Given two nearest neighbors, assume the following:

• Wdy is the weight of having different values for the response y.

• Wdj is the weight of having different values for the predictor Fj.

• ${W}_{dy\wedge dj}$ is the weight of having different response values and different values for the predictor Fj.

RReliefF first sets the weights Wdy, Wdj, ${W}_{dy\wedge dj}$, and Wj equal to 0. Then, the algorithm iteratively selects a random observation xr, finds the k-nearest observations to xr, and updates, for each nearest neighbor xq, all the intermediate weights as follows:

${W}_{dy}{}^{i}={W}_{dy}{}^{i-1}+{\Delta }_{y}\left({x}_{r},{x}_{q}\right)\cdot {d}_{rq}.$

${W}_{dj}{}^{i}={W}_{dj}{}^{i-1}+{\Delta }_{j}\left({x}_{r},{x}_{q}\right)\cdot {d}_{rq}.$

${W}_{dy\wedge dj}{}^{i}={W}_{dy\wedge dj}{}^{i-1}+{\Delta }_{y}\left({x}_{r},{x}_{q}\right)\cdot {\Delta }_{j}\left({x}_{r},{x}_{q}\right)\cdot {d}_{rq}.$

• The i and i-1 superscripts denote the iteration step number. m is the number of iterations specified by 'updates'.

• ${\Delta }_{y}\left({x}_{r},{x}_{q}\right)$ is the difference in the value of the continuous response y between observations xr and xq. Let yr denote the value of the response for observation xr, and let yq denote the value of the response for observation xq.

${\Delta }_{y}\left({x}_{r},{x}_{q}\right)=\frac{|{y}_{r}-{y}_{q}|}{\text{max}\left(y\right)-\text{min}\left(y\right)}.$

• The ${\Delta }_{j}\left({x}_{r},{x}_{q}\right)$ and drq functions are the same as for ReliefF.

RReliefF calculates the predictor weights Wj after fully updating all the intermediate weights.

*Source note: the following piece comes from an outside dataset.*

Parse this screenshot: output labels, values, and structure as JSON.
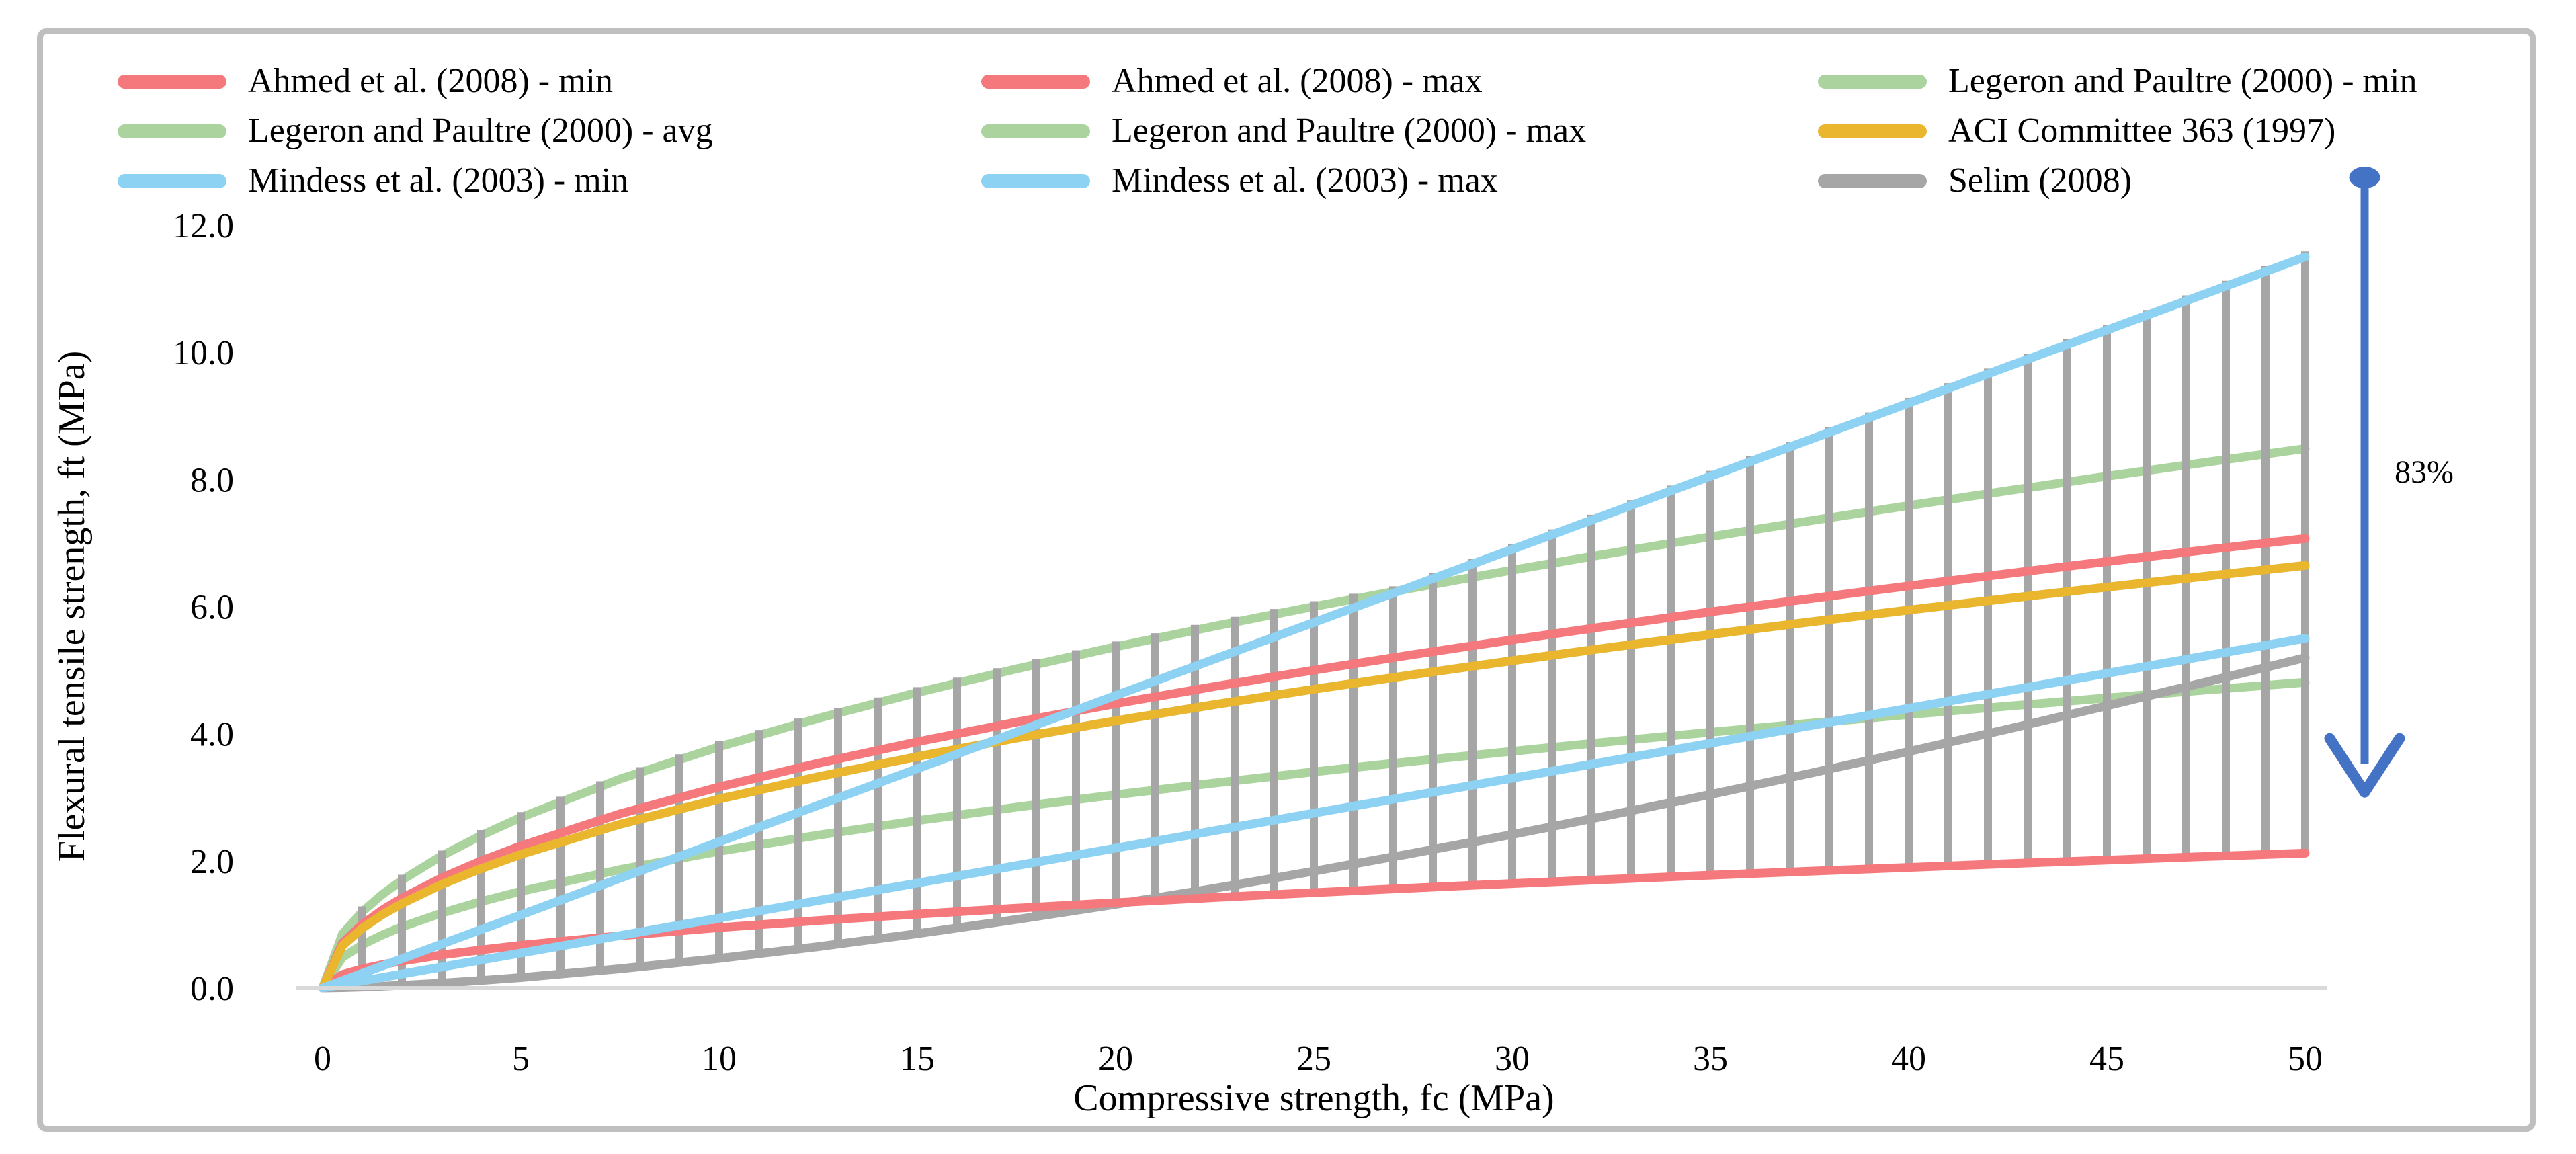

${W}_{j}=\frac{{W}_{dy\wedge dj}}{{W}_{dy}}-\frac{{W}_{dj}-{W}_{dy\wedge dj}}{m-{W}_{dy}}.$

## References

[1] Kononenko, I., E. Simec, and M. Robnik-Sikonja. (1997). “Overcoming the myopia of inductive learning algorithms with RELIEFF.” Retrieved from CiteSeerX: https://citeseerx.ist.psu.edu/viewdoc/summary?doi=10.1.1.56.4740

[2] Robnik-Sikonja, M., and I. Kononenko. (1997). “An adaptation of Relief for attribute estimation in regression.” Retrieved from CiteSeerX: https://citeseerx.ist.psu.edu/viewdoc/summary?doi=10.1.1.34.8381

[3] Robnik-Sikonja, M., and I. Kononenko. (2003). “Theoretical and empirical analysis of ReliefF and RReliefF.” Machine Learning, 53, 23–69.